Blood pressure must be well controlled. As an engineer I can calculate that an aorta of 5.5 cm diameter with a BP of 120 mm Hg is under the same degree of wall stress as the case of a BP of 160 mm Hg (my eventual BP), but at only 4.1 cm. This is a simplistic view, but demonstrates the quantitative effect BP can have. Get your BP to 120 or lower; aortic disease is a different and more direct risk to those from general hypertension and the reasons behind the UK (and elsewhere) 140/90 guidance.
Know that if the worst happens, AD is a rare and difficult diagnosis and if you have any prior indication of aortic disease, help the ED team to help you. The team that saw me and initially went down the route of MI is one of the most experienced in the world, with a top aortic centre within the hospital, and yet it took them time to overcome AD's tendency to masquerade and my own comparatively rare presentation of an already rare condition. If only I had managed to tell of my aortic risk straight away.
So, know your numbers, know your risk, and if the worst happens you must be able to communicate that. You need a way in which the message cannot be missed – always wear a medical alert bracelet. My phone ICE/wallet card warning, my own knowledge, and my wife's knowledge were never communicated due to circumstances - everyone was too worried and I was “out of it” with pain. And if you are getting strange other symptoms or pain elsewhere from your chest/back, tell them; often these are peripheral indicators of dissection and not a “separate” problem.

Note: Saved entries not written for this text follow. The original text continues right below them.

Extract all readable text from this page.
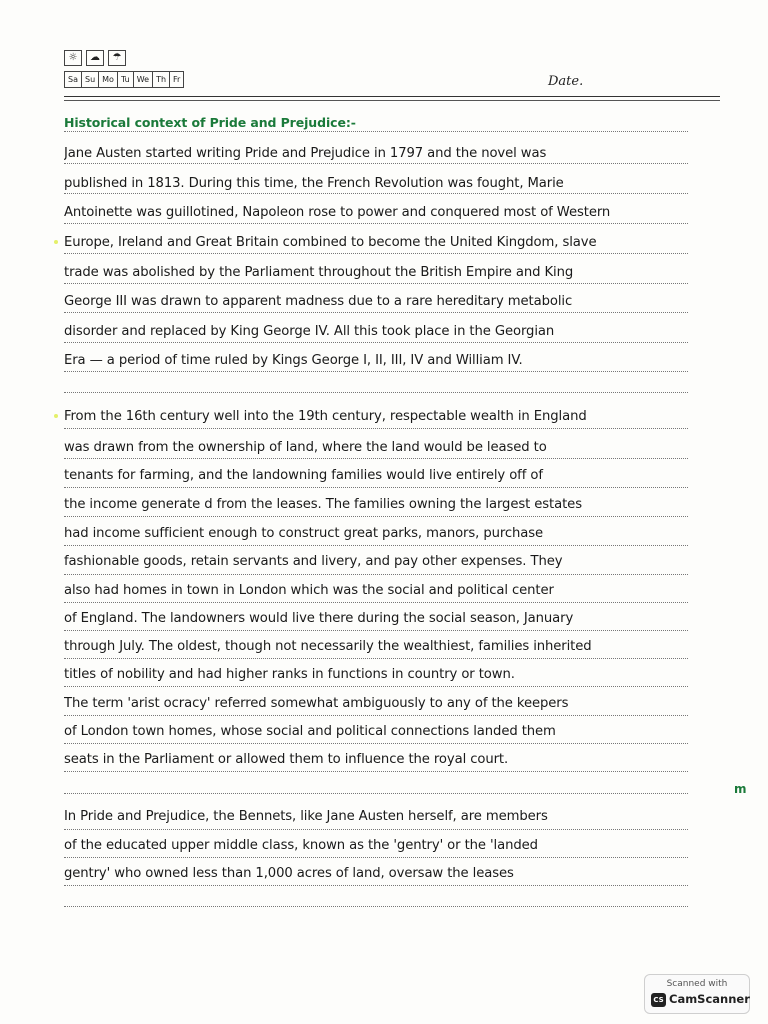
☼	☁	☂
Sa Su Mo Tu We Th Fr	Date.
Historical context of Pride and Prejudice:-
Jane Austen started writing Pride and Prejudice in 1797 and the novel was
published in 1813. During this time, the French Revolution was fought, Marie
Antoinette was guillotined, Napoleon rose to power and conquered most of Western
Europe, Ireland and Great Britain combined to become the United Kingdom, slave
trade was abolished by the Parliament throughout the British Empire and King
George III was drawn to apparent madness due to a rare hereditary metabolic
disorder and replaced by King George IV. All this took place in the Georgian
Era — a period of time ruled by Kings George I, II, III, IV and William IV.
From the 16th century well into the 19th century, respectable wealth in England
was drawn from the ownership of land, where the land would be leased to
tenants for farming, and the landowning families would live entirely off of
the income generate d from the leases. The families owning the largest estates
had income sufficient enough to construct great parks, manors, purchase
fashionable goods, retain servants and livery, and pay other expenses. They
also had homes in town in London which was the social and political center
of England. The landowners would live there during the social season, January
through July. The oldest, though not necessarily the wealthiest, families inherited
titles of nobility and had higher ranks in functions in country or town.
The term 'arist ocracy' referred somewhat ambiguously to any of the keepers
of London town homes, whose social and political connections landed them
seats in the Parliament or allowed them to influence the royal court.
m
In Pride and Prejudice, the Bennets, like Jane Austen herself, are members
of the educated upper middle class, known as the 'gentry' or the 'landed
gentry' who owned less than 1,000 acres of land, oversaw the leases
Scanned with
CS CamScanner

Good luck, but remember - you can make your own luck. Think Aorta.
I can’t leave this story without thanking everyone else involved - firstly my wife who had a horrendous and worrisome time whilst I was away with the fairies on morphine, my daughter and her husband who took us into their home for as long as needed, my son who flew out to NZ with his father in a precarious position, and then of course my surgeon and his team, the ICU and ward personnel there. A big thanks also to all other family and friends who supported me. Lastly the entire medical team looking after me back at home and the various support groups I have joined and who have helped me through the difficult days. Thank you all.